Weak Lensing Mass Measurements of Substructures in COMA Cluster with Subaru/Suprime-Cam

TL;DR

This study uses weak lensing analysis with Subaru/Suprime-Cam to measure the mass of substructures in the Coma cluster, correcting for background structures and modeling the subclumps with truncated profiles.

Contribution

It provides the first detailed weak lensing mass measurements of substructures in the Coma cluster, including LSS correction and modeling of subclump profiles.

Findings

Average subclump mass after correction: (5.06±1.30)×10^12 h^-1 M_sun

Typical subclump truncation radius: ~35 h^-1 kpc

Substructures account for about 19% of the cluster's virial mass

Abstract

We obtain the projected mass distributions for two Subaru/Suprime-Cam fields in the southwest region (r\simlt 60') of the Coma cluster (z=0.0236) by weak lensing analysis and detect eight subclump candidates.

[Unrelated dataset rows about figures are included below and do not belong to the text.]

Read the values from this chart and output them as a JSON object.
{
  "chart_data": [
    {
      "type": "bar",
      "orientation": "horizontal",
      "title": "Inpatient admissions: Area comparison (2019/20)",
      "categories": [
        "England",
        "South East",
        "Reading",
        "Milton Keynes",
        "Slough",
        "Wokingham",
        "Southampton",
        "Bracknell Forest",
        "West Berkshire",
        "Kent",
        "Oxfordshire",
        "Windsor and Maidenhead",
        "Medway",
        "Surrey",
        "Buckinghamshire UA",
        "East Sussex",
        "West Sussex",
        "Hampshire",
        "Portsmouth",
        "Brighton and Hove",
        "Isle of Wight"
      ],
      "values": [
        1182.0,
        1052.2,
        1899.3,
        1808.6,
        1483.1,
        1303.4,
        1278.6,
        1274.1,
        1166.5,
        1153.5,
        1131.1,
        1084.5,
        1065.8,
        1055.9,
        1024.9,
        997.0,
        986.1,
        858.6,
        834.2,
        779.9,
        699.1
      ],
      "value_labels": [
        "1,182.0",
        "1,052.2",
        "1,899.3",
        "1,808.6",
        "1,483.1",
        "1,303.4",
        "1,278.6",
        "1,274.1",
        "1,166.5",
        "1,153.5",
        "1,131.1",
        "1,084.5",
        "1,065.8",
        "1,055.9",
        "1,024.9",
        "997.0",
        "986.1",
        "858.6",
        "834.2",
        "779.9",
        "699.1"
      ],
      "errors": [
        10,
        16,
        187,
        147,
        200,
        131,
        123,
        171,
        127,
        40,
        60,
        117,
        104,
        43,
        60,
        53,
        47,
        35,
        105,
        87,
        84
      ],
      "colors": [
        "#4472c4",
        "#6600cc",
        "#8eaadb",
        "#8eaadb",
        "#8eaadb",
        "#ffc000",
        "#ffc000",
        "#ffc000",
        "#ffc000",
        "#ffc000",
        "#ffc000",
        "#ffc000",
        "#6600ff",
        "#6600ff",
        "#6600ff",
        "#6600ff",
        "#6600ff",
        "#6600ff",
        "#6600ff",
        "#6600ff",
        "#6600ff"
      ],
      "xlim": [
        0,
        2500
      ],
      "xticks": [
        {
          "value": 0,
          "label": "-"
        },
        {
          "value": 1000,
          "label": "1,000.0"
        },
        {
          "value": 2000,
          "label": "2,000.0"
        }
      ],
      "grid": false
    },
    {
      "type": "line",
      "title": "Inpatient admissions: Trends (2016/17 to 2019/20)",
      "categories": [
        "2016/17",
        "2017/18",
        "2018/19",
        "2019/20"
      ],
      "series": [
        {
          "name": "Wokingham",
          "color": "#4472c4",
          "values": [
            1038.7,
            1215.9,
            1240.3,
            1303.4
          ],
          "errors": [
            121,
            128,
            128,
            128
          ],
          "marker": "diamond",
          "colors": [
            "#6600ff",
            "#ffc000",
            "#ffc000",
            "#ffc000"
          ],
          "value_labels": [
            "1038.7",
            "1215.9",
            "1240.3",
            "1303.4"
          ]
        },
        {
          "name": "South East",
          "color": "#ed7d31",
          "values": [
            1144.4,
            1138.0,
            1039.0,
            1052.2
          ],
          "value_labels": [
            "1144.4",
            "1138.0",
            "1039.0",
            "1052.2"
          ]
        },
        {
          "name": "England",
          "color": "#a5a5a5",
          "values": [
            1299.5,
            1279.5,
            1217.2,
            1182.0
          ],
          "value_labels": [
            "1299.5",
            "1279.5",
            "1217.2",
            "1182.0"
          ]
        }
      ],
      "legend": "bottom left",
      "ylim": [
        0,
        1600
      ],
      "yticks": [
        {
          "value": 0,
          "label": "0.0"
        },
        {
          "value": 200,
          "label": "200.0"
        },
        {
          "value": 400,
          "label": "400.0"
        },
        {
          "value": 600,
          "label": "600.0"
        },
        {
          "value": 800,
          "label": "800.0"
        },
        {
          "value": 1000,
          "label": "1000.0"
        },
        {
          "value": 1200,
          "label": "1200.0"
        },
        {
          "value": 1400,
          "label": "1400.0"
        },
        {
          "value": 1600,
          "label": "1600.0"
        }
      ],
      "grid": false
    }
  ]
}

We quantify the contribution of background large-scale structure (LSS) on the projected mass distributions using SDSS multi-bands and photometric data, under the assumption of mass-to-light ratio for field galaxies. We find that one of eight subclump candidates, which is not associated with any member galaxies, is significantly affected by LSS lensing. The mean projected mass for seven subclumps extracted from the main cluster potential is <M_2D^(corr)> = (5.06\pm1.30)10^12h^-1 M_sun after a LSS correction. A tangential distortion profile over an ensemble of subclumps is well described by a truncated singular-isothermal sphere model and a truncated NFW model. A typical truncated radius of subclumps, r_t\simeq 35 h^-1 kpc, is derived without assuming any relations between mass and light for member galaxies. The radius coincides well with the tidal radius, \sim42 h^-1 kpc, of the gravitational force of the main cluster. Taking into account the incompleteness of data area, a projection effect and spurious lensing peaks, it is expected that mass of cluster substructures account for 19 percent of the virial mass, with 13 percent statistical error. The mass fraction of cluster substructures is in rough agreement with numerical simulations.